Bringing them back: How IOM is helping Mozambique connect with its diaspora

“There are Mozambicans overseas who say ‘I have a business here but I want to invest in my home country, I want to come back to my home country’. Our goal is to find a way to help them do this.”

These are the words of Armando Chissaque, Deputy Director of the National Institute for Mozambican Communities Abroad (INACE) – an arm of Mozambique’s Ministry of Foreign Affairs and Cooperation and the primary beneficiary of IOM’s project Institutional Capacity-Building for Diaspora Engagement in Mozambique, funded by the IOM Development Fund.

Through a series of trainings and meetings, Chissaque says IOM has helped the institute develop the right technical expertise to carry out its projects.
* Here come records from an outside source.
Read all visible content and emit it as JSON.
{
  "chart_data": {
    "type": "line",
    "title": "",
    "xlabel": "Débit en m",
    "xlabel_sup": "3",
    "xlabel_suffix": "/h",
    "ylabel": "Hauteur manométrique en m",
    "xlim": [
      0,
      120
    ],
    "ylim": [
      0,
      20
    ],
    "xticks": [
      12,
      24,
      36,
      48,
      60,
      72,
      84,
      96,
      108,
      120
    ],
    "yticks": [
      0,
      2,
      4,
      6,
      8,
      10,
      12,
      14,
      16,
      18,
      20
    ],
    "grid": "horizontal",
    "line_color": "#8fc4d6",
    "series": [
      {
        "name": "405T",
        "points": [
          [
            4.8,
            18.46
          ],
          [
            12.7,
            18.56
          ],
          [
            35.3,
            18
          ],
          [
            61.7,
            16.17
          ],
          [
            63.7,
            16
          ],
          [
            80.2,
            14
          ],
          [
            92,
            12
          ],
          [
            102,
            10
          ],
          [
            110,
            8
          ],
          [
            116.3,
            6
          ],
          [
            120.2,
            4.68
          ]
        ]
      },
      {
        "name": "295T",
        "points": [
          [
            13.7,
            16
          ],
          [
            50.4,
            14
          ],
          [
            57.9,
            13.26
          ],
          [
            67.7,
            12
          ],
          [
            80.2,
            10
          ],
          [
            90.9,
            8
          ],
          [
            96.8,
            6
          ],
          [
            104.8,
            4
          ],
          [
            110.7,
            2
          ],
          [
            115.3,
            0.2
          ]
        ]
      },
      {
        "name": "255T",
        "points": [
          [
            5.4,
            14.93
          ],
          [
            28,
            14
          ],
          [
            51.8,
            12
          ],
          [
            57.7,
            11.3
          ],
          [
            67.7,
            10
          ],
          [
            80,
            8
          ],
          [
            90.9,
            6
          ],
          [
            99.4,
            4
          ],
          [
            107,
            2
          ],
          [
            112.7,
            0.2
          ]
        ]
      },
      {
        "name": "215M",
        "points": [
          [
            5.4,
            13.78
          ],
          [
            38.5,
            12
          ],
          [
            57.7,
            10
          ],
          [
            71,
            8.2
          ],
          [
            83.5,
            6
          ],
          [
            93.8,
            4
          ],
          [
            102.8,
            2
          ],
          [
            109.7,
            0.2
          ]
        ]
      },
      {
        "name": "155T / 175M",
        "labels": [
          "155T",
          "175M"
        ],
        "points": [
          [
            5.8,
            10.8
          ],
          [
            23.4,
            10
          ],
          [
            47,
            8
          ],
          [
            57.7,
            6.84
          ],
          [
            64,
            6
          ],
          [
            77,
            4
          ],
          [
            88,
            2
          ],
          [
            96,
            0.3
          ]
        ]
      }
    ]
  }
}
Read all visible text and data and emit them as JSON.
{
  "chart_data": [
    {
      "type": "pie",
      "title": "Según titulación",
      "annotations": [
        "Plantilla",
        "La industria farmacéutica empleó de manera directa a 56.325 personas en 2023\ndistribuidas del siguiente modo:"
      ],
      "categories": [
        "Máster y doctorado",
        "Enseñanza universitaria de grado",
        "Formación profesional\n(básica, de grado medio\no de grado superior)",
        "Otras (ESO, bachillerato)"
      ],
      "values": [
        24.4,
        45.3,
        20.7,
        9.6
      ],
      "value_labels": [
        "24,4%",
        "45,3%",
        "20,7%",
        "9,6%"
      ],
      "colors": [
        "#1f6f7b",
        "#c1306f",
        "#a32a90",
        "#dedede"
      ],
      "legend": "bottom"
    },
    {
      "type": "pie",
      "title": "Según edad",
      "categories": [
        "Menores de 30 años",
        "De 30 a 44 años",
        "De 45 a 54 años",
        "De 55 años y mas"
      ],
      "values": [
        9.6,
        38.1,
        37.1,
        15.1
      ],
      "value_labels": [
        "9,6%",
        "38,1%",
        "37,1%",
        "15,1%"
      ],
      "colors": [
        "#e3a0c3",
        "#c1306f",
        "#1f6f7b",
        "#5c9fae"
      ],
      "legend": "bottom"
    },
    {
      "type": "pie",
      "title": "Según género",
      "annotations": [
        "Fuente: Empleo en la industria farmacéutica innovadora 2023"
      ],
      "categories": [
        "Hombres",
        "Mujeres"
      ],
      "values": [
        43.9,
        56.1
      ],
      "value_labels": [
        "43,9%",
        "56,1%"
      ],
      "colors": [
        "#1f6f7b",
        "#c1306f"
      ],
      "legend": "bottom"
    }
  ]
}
“Some of the staff had never been involved in migration projects, this was their first time. But now they know how it works,” says Chissaque.

He gave an example of Project Assistant Carmina Cumbe Durão, who was directly funded by the IOM project. “She learnt how to draw up strategies, how to prepare budgets and how to involve the different institutions,” he says.

It’s a critical time for Mozambique, as booming foreign investment has seen GDP growth rates hover around seven percent over the past decade.

“There’s a real skills shortage in the country, with positions that could be filled by some of the two million Mozambicans living abroad,” says former Chief of Mission of IOM Mozambique, Stuart Simpson (2008-2014).

In collaboration with IOM, INACE has developed a database and mapping system to track the diaspora living in South Africa, Mozambique’s biggest destination country. And to target them, IOM and INACE have launched a number of communication channels, including a website and facebook page.

“We used to make these questions ‘how many Mozambicans do we have living abroad and where are they?’ Now we have the tools to work this out,” says Chissaque.

The IOM project was launched in January 2013 after the Ministry of Foreign Affairs (MINEC) requested IOM assistance for their diaspora engagement strategy.